27/01/2019

Démocratie

gilets jaunes.jpgLe mouvement des gilets jaunes m’impose une réflexion à propos de démocratie. En effet, les manifestants réclament la démission du chef de l’Etat, mais ce dernier refuse d’entrer en matière, du fait qu’il se dit démocratiquement élu. De même, la quasi-totalité des parlementaires refusent d’entrer en matière pour une destitution, cela principalement pour la même raison. Il est vrai que l’Assemblée Nationale est toute acquise au Président et que pour cette raison, une destitution semble totalement hors de portée, mais le lancement de la procédure aurait le mérite de lancer le débat et de désacraliser le Président élu.

De l’autre côté, les manifestants réclament le « RIC », référendum d’initiative citoyenne, pour obtenir plus de démocratie. Mais que veut dire « plus de démocratie » ? La France est-elle une démocratie ? Y a-t-il plusieurs niveaux de démocratie ?


 

En France on nous parle de « Démocratie indirecte », de « Démocratie représentative » ou de « Démocratie parlementaire ». On utilise le mot « République » comme un synonyme de démocratie. De plus, le référendum est vu comme un instrument dangereux, qui pousse la population à réagir à la politique générale du gouvernement, plutôt qu’à répondre à la question posée.

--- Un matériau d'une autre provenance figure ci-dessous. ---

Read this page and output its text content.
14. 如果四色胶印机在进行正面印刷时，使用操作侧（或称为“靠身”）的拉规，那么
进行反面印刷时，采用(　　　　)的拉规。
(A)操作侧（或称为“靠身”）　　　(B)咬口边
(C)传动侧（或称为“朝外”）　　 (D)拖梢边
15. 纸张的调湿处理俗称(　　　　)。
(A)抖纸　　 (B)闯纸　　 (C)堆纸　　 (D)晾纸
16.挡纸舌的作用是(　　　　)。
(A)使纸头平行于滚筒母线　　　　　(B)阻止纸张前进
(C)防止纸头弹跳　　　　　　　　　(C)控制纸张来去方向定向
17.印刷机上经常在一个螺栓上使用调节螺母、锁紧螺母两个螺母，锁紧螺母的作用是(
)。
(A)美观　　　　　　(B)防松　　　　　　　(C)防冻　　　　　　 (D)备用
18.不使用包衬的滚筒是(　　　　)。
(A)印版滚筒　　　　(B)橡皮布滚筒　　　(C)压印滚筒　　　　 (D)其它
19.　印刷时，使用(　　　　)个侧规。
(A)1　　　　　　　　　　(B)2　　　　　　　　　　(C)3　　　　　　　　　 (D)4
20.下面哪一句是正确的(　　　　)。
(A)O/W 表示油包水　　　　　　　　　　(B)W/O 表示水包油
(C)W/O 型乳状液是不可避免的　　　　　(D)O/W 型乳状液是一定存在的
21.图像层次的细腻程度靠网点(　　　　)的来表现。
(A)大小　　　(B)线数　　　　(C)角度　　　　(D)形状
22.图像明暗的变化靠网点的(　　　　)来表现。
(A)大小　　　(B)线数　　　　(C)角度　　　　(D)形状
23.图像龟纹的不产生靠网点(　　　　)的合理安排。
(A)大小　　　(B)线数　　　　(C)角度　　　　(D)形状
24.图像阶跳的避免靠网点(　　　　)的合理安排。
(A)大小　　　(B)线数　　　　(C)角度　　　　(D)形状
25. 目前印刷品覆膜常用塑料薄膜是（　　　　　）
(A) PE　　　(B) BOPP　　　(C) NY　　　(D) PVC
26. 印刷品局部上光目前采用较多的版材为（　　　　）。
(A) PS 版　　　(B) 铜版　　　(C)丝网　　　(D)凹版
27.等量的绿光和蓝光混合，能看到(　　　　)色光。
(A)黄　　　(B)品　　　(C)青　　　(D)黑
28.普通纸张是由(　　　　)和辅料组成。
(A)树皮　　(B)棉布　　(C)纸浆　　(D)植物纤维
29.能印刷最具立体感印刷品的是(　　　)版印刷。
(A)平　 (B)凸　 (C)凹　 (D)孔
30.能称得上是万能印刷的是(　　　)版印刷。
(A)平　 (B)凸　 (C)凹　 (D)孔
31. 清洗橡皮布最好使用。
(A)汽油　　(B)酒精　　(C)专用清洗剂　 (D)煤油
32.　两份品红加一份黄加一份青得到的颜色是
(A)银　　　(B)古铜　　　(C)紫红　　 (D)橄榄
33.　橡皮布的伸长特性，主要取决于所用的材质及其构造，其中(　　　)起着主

On cite en général le dernier référendum organisé en 2005, ( ! ) celui de la Constitution européenne, qui aurait été refusé en rejet de la politique de Jacques Chirac, plutôt que du projet lui-même. Il ne vient d’ailleurs pas à l’esprit des représentants de l’élite que le peuple peut avoir refusé ce référendum par rejet de la construction européenne elle-même, plutôt que de la politique gouvernementale. Pourtant je pense personnellement que le peuple français a saisi l’importance de ce scrutin et a voté en son âme et conscience.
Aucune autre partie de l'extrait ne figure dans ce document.